After starting an Irish newspaper and working as an attorney (he was on the defence team of Congressman Daniel Sickles, who shot his wife’s lover outside the White House and became the first person to successfully mount a defence of temporary insanity) Meagher became embroiled in the American civil war.

He founded the Irish brigade in the union army, fought at every major battle of the Potomac campaign and earned the rank of brigadier-general for his trouble. After the war he became acting governor of Montana (and first suggested the creation of Yellowstone National Park) before dying in mysterious circumstances on a Mississippi steamboat. A Hollywood epic awaits.

So why the history lesson? There are two enduring legacies of TF Meagher which are particularly apposite for St. Patrick’s Day. The first is that he is one of the key founding fathers of Irish America. The Irish Brigade took the sixth heaviest casualties of any regiment in that bloody war. By their appalling sacrifice the Irish earned their right to call themselves Americans. A necessary requirement when you consider the Ku Klux Klan was originally founded to persecute Irish catholic immigrants to America.

Those emigree patriots are responsible for the modern phenomenon that is St Patrick’s Day. The 69th New York Infantry, (later immortalised in the Jimmy Cagney film “The Fighting 69th”) were the key division of Meagher’s Irish Brigade. They will take pride of place in Saturday’s St. Patrick’s Day parade in New York as they always do. It is Meagher’s Irish Americans who exported this day of celebration and commemoration back to the Irish world.

Meagher’s second legacy is that flag. As he himself put it when first unveiling the design: “The white in the centre signifies a lasting truce between the ‘Orange’ and the ‘Green’, and I trust that beneath its folds the hands of the Irish Protestant and the Irish Catholic may be clasped in generous and heroic brotherhood.”

It has not always worked out that way, alas, but in its original intention the flag remains an enduring and under-appreciated symbol of reconciliation and the possibility of a new shared future, one that all those who consider themselves Irish can, and should, hold equity in.

Meagher himself was something of a curiosity in 19th century revolutionary circles. The son of a wealthy merchant, he was educated at the English Jesuit public school, Stonyhurst and spoke with an English accent, having had his native brogue “knocked out of him”.

A renowned orator, his stoical response to that death sentence bears retelling: “Judged by the law of England, I know this crime entails upon me the penalty of death; but the history of Ireland explains that crime and justifies it. Judged by that history, the treason of which I stand convicted loses all its guilt, has been sanctified as a duty, and will be ennobled as a sacrifice…I shall go, I think, with a light heart before a higher tribunal—a tribunal where a judge of infinite goodness, as well as of infinite justice, will preside, and where, my lords, many, many of the judgements of this world will be reversed.”

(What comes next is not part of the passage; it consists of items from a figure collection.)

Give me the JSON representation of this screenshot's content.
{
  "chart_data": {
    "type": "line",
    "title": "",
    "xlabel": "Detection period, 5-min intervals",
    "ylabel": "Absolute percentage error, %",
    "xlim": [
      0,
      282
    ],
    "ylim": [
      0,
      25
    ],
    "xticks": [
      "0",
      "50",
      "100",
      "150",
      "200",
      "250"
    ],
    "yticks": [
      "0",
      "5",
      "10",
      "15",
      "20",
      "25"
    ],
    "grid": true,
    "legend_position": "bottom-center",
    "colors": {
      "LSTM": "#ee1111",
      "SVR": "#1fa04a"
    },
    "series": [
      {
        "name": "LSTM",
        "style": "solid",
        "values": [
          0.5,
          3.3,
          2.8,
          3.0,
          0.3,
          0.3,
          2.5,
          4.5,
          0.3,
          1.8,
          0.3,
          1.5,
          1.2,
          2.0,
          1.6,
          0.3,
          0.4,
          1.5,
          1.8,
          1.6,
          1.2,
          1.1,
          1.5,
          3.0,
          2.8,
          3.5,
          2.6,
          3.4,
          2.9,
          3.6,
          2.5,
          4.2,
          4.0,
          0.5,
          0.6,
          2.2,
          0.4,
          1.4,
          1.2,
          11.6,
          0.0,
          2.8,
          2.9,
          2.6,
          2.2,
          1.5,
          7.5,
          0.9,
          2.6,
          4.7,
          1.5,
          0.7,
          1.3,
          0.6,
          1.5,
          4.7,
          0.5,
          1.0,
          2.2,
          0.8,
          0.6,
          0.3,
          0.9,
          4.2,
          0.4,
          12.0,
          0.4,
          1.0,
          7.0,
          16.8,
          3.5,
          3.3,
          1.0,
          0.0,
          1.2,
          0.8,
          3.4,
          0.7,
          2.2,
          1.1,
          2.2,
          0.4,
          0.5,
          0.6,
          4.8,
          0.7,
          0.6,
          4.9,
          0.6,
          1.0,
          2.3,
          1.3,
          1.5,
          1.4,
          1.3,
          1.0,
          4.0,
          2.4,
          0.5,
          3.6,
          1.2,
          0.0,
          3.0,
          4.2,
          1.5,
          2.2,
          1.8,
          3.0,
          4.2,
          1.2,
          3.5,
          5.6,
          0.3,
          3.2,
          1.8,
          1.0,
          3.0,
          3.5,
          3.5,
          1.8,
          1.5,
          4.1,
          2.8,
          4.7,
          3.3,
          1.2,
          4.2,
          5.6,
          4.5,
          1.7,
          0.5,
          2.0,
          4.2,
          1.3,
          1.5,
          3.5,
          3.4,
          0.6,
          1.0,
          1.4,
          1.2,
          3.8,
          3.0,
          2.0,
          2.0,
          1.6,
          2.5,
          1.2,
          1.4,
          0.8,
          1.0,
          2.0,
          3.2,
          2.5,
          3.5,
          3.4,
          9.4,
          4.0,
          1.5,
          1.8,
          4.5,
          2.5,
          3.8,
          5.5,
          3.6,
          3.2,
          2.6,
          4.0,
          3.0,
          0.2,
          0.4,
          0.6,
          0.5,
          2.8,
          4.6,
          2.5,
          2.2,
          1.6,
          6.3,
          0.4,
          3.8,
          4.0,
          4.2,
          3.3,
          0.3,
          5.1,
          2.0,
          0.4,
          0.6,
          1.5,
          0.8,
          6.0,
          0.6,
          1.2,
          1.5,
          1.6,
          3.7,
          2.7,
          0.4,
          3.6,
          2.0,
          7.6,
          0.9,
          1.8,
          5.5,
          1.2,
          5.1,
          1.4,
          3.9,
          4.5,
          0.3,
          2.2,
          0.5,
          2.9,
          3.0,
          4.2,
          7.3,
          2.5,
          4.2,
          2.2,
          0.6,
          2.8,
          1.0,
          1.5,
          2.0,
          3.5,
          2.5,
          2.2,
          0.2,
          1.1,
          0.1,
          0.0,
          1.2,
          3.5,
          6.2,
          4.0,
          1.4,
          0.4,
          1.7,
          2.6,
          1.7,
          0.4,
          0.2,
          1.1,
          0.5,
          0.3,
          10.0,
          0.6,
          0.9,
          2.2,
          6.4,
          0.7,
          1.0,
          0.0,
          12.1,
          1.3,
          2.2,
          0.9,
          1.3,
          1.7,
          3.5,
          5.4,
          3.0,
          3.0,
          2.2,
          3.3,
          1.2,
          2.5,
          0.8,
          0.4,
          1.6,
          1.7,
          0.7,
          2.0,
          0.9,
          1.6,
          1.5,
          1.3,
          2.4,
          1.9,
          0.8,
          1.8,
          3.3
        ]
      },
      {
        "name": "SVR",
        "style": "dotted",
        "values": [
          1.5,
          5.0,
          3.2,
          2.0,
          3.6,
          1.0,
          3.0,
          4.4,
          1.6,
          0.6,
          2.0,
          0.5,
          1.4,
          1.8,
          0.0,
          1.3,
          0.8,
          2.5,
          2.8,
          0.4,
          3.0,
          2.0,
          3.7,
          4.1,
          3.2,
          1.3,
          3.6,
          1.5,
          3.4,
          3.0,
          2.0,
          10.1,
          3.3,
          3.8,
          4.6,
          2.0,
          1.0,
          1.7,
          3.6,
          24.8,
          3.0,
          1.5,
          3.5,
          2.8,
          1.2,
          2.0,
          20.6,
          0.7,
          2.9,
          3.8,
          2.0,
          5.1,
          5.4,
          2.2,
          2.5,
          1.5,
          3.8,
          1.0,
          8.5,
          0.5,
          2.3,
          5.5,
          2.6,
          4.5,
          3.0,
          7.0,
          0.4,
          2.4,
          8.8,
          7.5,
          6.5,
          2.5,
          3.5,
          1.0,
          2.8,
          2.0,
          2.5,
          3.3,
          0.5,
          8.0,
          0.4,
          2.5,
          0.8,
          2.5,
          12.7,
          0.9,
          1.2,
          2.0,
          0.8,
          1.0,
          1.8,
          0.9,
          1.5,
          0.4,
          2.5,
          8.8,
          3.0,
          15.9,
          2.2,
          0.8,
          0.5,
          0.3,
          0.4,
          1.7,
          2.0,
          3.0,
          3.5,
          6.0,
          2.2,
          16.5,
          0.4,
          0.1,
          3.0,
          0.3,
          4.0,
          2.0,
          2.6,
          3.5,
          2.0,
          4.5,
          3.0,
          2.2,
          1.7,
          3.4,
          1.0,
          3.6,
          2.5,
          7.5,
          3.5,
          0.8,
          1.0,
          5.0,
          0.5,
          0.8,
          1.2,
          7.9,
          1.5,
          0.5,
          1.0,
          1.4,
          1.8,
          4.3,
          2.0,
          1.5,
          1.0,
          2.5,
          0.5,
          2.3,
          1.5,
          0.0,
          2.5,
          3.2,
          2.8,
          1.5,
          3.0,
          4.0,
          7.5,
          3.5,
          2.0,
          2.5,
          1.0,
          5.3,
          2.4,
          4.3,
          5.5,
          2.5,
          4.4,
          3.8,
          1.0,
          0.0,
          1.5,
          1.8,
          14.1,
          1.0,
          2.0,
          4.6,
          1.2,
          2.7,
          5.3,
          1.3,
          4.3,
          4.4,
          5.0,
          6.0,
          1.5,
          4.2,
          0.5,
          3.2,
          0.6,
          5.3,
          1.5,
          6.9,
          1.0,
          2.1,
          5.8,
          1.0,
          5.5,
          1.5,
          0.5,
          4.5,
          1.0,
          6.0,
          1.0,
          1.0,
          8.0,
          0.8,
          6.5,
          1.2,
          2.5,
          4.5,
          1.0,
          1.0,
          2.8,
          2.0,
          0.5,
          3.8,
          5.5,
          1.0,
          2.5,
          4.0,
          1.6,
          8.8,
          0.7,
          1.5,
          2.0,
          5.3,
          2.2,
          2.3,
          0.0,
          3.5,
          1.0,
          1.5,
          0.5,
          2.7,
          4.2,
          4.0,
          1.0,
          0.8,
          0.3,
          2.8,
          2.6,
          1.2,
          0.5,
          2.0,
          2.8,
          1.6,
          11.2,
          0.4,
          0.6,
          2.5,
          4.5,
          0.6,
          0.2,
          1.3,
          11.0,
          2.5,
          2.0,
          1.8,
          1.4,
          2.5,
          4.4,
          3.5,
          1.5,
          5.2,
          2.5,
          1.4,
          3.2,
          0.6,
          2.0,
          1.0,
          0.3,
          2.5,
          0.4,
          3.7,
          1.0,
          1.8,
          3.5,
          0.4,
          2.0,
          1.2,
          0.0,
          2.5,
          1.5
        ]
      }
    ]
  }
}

Were he alive today it is highly unlikely he would, even as an enthusiastic imbiber, be found staggering out of an Irish theme pub wearing one of those ridiculous Guinness hats.

Hardly the attire and decorum of a gentleman revolutionary. After all, the Irish Brigade’s regimental cocktail was a measure of Irish whiskey topped-up by three measures of champagne. Worth a try, I can heartily attest.